The first group of friends to arrive were members of the National Capital Runners' Association. My mom had been an avid runner, often winning medals in her "Little Old Ladies" category and quietly pinning them up in her den. She (and my father) had won the NCRA Phidippides Award for their years of editing the NCRA newsletter, as well as organizing many races and events.

Next came members of the Bells Corners Arts League. Mom was a prolific artist in an embroidery medium called Trianglepoint that forced - and enabled - development of geometric patterns from equilateral triangles of wool. She had mastered the production technique quickly (although pictures took a long time to complete) but she was always experimenting with and challenging the constraints of those triangular matrices. Once or twice she organized the BCAL summer arts sale and one other year one of her Trianglepoints won the Best in Show award. (She also sold a lot of pictures.)

Finally came members of the Cityview Nepean Horticultural Society.
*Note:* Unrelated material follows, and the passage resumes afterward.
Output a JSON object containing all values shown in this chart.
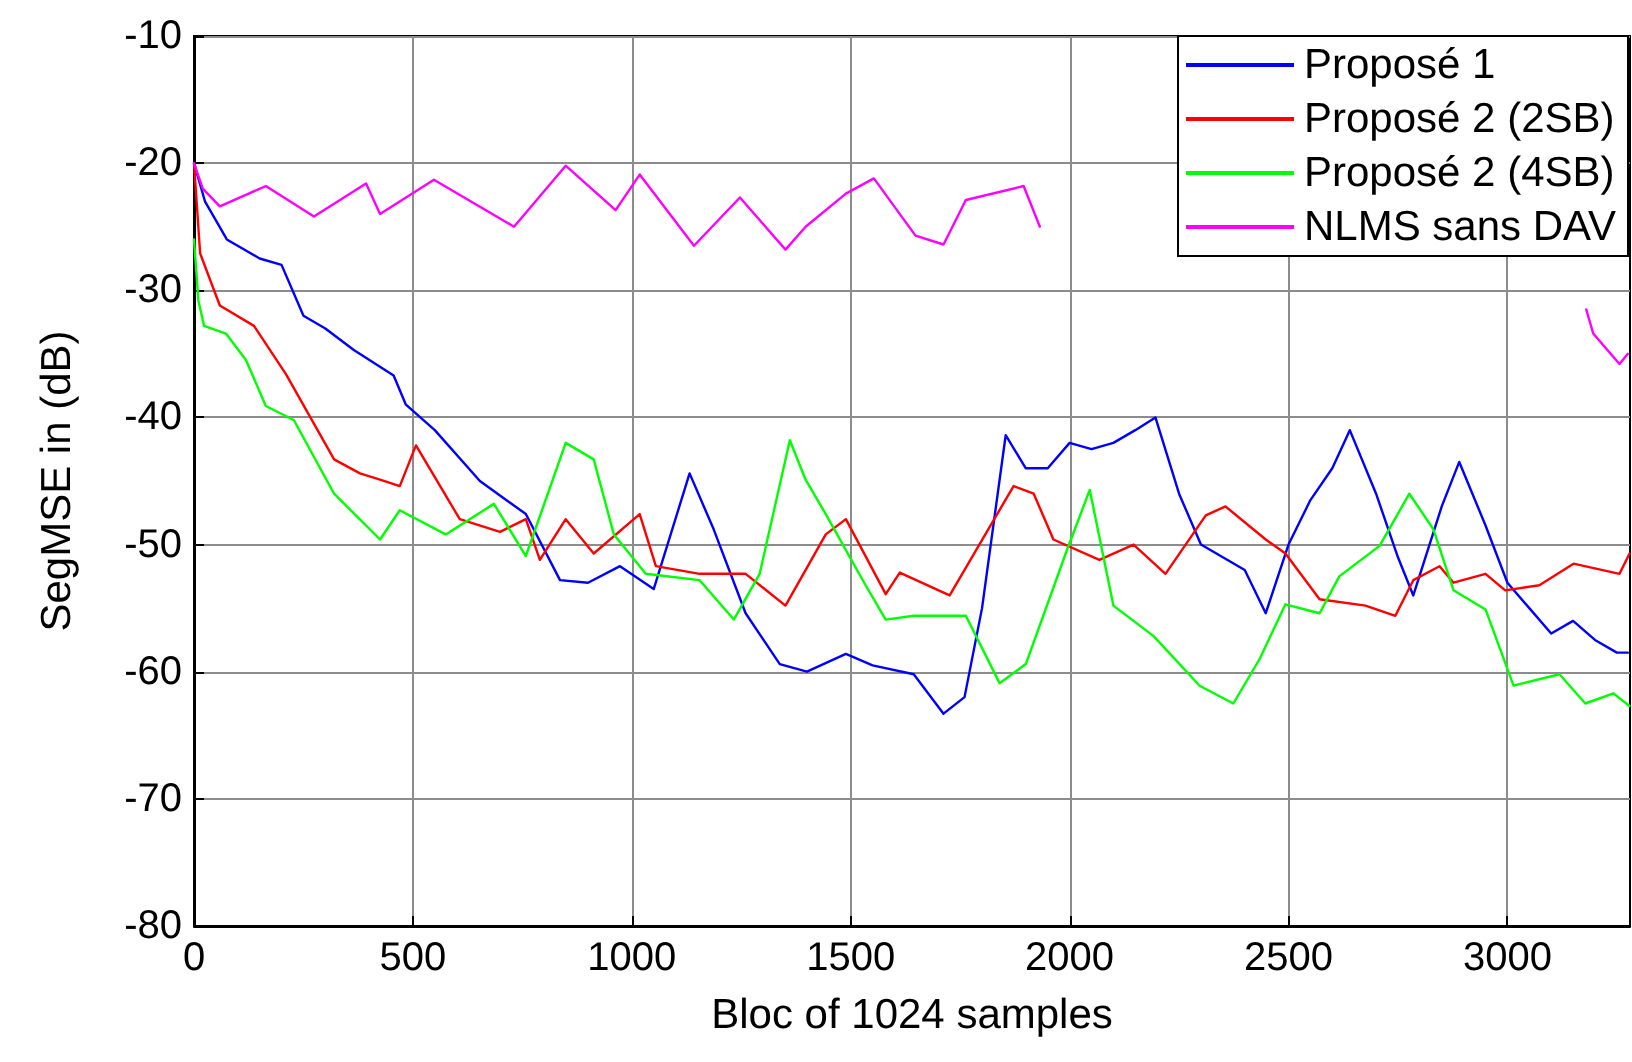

They had (I think) Spring, Summer and Fall garden judging contests and she was famous for winning, and thus being ineligible for the next year's contest, and then winning it again. (Mom earned a certificate in horticulture from Guelph University too.) Mom was often elected to the CNHS board and contributed to beautification of the community through both her gardening and her organization skills.

The amazing thing at the reception was than almost no members of any of these groups had known how busy Mom had been with all the others. They all thought she worked tirelessly for their own group. And that's what she had done.

That way she helped people is one of the things I miss about her and one of the things I have tried to learn from her.